Non aveva lasciato nulla al caso Stefano Severgnini nei suoi allenamenti in altura sulle montagne svizzere che avevano preceduto la sua seconda apparizione alla “Bike Marathon” di Graz e per questo aveva pianificato ogni dettaglio per cercare nel capoluogo della Stiria, come lo scorso anno una medaglia continentale. Una giornata caldissima con tanto sole, tanta voglia di fare bene e di regalare al suo team qualcosa di importante, ma quest’anno il durissimo percorso austriaco dell’atteso evento europeo dedicato ai Master (104 Km con 3.818 metri di dislivello) ha sbarrato la strada al podio per il Master 1 cremonese che ha concluso in 5 ore 34’ 20” ottimo 23° assoluto, quinto di categoria.

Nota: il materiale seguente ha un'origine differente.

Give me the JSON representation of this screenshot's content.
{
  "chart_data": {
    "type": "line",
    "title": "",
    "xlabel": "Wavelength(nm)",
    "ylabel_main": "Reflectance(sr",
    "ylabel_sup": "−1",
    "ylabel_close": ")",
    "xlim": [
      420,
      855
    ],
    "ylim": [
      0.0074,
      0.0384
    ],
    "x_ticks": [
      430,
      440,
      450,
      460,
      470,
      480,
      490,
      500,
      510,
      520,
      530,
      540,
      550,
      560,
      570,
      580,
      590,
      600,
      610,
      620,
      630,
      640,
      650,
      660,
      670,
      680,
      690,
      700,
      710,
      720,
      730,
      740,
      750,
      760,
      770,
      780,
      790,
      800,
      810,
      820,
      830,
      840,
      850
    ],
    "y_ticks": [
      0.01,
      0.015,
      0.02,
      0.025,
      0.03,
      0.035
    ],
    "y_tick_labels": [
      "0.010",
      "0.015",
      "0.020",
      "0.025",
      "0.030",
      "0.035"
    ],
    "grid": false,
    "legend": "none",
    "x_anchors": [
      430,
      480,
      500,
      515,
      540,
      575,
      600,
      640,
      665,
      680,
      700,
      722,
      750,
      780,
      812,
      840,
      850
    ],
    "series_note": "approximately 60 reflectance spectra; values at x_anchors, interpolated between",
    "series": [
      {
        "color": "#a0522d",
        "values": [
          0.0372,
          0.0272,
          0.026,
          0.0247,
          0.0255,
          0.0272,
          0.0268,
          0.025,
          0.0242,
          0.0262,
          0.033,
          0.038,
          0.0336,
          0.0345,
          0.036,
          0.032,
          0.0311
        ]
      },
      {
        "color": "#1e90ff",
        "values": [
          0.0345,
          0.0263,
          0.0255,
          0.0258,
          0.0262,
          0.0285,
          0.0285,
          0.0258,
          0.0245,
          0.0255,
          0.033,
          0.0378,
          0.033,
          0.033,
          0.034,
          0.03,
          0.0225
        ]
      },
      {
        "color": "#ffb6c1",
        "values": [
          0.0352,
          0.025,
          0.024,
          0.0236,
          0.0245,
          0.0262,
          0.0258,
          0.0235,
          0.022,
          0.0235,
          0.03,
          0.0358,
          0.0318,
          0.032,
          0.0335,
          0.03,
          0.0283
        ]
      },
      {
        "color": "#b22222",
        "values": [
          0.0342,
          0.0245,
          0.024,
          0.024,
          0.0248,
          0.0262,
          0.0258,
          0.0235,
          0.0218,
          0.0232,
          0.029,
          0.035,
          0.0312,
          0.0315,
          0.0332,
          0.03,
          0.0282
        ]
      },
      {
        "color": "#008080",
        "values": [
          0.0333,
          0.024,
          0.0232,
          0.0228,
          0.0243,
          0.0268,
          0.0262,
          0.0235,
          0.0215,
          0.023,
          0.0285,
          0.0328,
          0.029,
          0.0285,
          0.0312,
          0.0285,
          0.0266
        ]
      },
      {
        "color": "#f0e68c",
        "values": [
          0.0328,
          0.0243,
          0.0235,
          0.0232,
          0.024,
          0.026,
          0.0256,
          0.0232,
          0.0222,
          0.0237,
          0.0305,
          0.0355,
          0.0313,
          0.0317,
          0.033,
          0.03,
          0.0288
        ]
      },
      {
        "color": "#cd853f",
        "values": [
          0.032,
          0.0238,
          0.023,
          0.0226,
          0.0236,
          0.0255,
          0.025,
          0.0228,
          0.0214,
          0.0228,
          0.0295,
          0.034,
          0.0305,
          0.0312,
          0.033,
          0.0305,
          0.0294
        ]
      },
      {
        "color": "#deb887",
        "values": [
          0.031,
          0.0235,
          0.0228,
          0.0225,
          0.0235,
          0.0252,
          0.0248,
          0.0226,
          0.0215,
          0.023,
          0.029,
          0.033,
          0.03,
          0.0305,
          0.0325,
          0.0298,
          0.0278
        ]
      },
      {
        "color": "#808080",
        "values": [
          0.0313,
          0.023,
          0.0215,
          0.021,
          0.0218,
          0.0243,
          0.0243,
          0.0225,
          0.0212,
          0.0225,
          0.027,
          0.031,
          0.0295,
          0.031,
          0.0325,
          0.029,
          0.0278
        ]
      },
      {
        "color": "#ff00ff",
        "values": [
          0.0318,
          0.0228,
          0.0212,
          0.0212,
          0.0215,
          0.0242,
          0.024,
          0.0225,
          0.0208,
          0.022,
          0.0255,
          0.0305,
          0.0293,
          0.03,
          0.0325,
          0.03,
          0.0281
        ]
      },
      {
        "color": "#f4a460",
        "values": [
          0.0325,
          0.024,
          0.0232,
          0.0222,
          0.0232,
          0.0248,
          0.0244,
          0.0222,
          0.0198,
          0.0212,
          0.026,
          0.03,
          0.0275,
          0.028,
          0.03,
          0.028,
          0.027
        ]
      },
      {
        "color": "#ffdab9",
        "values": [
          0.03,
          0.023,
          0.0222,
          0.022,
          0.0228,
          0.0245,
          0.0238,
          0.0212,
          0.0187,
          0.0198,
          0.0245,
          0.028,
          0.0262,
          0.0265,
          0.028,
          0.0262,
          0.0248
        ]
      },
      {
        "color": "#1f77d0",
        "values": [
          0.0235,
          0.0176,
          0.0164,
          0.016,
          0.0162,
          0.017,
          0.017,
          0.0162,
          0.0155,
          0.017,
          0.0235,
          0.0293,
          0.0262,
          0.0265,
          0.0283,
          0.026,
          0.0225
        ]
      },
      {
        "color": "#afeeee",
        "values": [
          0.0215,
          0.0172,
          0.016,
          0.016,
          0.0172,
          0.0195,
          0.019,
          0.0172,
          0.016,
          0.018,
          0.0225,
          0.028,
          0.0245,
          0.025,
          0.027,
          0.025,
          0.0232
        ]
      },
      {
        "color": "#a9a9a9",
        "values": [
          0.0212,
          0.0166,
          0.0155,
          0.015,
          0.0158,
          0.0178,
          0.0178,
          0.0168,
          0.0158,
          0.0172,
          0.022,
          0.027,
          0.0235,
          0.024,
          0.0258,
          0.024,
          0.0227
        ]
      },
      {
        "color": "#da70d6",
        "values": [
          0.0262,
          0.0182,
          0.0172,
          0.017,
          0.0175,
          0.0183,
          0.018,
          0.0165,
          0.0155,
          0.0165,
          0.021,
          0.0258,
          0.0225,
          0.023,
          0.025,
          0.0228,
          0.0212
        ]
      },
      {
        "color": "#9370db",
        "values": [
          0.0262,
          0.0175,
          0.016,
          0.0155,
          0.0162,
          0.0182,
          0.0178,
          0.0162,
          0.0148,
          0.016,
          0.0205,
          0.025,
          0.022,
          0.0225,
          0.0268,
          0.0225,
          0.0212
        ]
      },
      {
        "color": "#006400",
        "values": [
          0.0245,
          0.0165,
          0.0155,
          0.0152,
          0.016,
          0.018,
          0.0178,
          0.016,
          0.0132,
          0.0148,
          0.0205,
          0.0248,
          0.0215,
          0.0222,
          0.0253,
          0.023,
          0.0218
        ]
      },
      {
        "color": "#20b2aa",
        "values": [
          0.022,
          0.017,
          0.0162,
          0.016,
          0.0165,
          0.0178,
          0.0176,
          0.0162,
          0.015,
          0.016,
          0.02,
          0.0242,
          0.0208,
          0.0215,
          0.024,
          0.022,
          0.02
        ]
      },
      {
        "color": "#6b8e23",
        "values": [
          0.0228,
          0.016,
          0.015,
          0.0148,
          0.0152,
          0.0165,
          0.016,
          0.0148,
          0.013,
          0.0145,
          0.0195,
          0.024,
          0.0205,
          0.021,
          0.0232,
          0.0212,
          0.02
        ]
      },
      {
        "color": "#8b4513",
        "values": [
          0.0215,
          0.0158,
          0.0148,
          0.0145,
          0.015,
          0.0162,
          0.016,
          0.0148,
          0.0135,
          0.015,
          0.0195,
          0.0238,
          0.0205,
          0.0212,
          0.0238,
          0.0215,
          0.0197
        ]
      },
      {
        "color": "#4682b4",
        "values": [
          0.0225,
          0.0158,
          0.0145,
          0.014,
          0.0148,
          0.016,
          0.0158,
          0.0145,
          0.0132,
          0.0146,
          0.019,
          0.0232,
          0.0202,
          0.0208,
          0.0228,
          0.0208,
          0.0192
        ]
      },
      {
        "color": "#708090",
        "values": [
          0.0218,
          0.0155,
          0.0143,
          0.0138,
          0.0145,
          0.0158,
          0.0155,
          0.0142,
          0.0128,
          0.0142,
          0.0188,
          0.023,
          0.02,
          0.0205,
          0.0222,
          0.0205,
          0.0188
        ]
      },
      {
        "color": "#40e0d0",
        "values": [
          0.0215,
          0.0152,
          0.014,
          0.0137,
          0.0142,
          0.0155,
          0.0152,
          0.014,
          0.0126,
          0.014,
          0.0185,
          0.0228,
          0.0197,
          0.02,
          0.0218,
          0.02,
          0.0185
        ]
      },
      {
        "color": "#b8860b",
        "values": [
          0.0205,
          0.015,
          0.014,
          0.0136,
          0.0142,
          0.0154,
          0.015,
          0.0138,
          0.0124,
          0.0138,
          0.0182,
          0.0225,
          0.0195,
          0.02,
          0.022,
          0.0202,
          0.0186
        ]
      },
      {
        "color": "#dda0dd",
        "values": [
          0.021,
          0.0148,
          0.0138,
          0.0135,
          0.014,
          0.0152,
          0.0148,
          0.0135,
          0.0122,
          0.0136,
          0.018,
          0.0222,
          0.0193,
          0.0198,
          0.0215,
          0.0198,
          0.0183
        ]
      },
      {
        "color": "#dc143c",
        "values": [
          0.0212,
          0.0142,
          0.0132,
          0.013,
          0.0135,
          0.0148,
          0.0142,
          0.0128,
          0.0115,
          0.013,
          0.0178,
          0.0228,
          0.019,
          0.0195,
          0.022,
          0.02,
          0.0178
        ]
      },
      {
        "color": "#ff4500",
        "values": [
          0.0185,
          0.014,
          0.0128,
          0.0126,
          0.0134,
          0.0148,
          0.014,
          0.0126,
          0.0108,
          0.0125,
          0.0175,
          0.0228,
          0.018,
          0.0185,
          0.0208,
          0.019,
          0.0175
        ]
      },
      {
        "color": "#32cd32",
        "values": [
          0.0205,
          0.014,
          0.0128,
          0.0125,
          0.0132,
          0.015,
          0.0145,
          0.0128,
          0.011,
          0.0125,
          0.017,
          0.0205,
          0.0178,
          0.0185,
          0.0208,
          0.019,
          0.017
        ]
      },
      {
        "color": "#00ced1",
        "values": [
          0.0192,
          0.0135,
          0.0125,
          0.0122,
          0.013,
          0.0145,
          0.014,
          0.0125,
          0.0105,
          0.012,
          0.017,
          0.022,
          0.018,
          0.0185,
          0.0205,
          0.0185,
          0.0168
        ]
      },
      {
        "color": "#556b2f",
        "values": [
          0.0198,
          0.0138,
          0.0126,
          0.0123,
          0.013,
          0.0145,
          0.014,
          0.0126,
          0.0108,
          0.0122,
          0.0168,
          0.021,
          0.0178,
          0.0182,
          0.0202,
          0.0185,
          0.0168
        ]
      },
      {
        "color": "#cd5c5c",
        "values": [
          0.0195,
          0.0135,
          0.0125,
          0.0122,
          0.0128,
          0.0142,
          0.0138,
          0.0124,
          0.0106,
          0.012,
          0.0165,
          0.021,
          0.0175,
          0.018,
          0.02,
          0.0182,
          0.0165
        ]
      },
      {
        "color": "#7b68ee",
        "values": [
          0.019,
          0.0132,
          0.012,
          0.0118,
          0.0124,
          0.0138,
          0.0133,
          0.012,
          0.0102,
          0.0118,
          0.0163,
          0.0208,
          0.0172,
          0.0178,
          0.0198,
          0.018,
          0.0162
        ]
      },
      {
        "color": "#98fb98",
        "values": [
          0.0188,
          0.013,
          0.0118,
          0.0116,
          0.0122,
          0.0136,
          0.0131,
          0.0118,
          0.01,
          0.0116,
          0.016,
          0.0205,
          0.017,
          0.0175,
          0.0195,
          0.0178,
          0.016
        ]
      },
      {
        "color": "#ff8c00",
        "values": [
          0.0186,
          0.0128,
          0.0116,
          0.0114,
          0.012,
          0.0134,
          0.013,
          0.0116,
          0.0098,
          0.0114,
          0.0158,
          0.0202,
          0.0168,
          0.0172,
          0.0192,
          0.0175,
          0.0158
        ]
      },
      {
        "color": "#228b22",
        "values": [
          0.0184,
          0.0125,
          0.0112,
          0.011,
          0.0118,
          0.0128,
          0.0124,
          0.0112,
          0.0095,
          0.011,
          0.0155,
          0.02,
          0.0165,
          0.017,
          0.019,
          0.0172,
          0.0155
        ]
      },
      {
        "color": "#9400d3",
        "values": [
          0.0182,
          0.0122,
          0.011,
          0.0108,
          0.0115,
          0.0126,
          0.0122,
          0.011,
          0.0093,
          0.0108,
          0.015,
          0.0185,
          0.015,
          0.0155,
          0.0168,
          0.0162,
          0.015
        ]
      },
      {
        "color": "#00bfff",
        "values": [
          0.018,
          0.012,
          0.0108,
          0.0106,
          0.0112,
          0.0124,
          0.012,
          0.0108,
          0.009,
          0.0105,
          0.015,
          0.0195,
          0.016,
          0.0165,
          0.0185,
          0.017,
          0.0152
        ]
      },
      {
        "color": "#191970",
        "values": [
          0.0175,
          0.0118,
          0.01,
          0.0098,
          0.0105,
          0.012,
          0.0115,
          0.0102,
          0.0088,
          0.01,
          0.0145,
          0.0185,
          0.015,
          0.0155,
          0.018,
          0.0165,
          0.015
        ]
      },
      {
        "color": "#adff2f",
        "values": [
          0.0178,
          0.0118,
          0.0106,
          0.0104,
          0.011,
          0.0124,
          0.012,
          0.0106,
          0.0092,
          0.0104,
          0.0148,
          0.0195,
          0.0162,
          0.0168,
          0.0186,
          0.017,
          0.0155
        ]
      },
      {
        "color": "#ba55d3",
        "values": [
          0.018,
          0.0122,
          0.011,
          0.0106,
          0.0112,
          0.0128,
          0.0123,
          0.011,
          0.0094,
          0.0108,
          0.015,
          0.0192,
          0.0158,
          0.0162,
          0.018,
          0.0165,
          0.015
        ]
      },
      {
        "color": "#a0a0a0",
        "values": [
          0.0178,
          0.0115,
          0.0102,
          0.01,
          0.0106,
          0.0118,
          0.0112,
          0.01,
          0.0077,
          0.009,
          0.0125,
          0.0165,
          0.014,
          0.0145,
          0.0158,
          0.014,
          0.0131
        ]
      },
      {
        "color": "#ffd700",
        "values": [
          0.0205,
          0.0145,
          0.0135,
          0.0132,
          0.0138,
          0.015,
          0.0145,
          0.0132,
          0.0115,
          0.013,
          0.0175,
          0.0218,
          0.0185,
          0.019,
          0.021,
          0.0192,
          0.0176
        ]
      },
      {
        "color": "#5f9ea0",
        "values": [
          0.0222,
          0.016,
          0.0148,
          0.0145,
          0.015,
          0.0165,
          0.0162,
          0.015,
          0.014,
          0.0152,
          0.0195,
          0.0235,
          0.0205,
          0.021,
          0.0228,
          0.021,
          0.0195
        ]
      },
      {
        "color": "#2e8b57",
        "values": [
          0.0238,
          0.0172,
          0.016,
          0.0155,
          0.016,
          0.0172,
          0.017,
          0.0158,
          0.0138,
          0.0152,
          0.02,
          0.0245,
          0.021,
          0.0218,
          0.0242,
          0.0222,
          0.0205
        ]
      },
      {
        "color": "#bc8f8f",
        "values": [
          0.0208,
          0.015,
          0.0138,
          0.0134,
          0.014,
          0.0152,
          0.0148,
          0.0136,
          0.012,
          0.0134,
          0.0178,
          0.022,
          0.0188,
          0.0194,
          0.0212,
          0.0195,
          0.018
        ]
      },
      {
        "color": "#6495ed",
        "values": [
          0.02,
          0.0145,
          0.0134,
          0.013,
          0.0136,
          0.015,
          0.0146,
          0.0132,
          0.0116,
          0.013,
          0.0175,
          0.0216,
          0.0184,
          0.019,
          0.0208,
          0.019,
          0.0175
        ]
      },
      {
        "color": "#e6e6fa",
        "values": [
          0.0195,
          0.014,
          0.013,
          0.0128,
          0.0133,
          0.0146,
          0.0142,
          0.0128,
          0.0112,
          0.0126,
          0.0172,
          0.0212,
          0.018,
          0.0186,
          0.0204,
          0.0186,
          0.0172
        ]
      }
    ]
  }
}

"Sono convinto di aver fatto una buona gara. Fino all'ultima salita sono rimasto in corsa per la medaglia di bronzo insieme ad un polacco e ad
un'austriaco, poi purtroppo a causa del caldo e del fondo molto sconnesso ho perso il ritmo, tempo prezioso e diverse posizioni. La salita dallo Schöckl è stata la mia spina nel fianco, quando ho scollinato sulla montagna di Graz ero 29° assoluto e settimo di categoria. Non poteva finire così quella che fino ad allora era stata un'ottima gara, nella discesa finale credo di aver fatto un capolavoro recuperando tempo e sei posizioni. Sapevo che sarebbe stata una gara durissima, una corsa in cui fisico e materiali vengono messi a dura prova e per questo mi ero ben preparato. Ringrazio mio padre che mi ha seguito in Austria per l'assistenza in gara che mi ha permesso di correre nelle migliori condizioni e, ovviamente tutti i fornitori tecnici di SCAPIN Factory Team per la grande affidabilità dei loro materiali".
Così Stefano ha commentato una gara in cui si è misurato sul percorso originale che nel 2009 ha assegnato i titoli mondiali marathon, con bikers provenienti da tutta Europa, eroi locali e appassionati di mountain bike sulla distanza estrema al top della forma, raddrizzando sugli insidiosi passaggi della downhill dello Schöckl una gara che si era preannunciata ottima, ma che dopo le prime tre ore in cui aveva raggiunto la 16ª posizione, lo ha visto cedere agli avversari. Con un grande finale di cuore e d'orgoglio, Stefano ha fatto del suo quinto posto un'ottimo risultato, dimostrandosi ancora una volta un'atleta che difficilmente si arrende, distinguendosi anche in questa occasione internazionale per la sua grande generosità sportiva.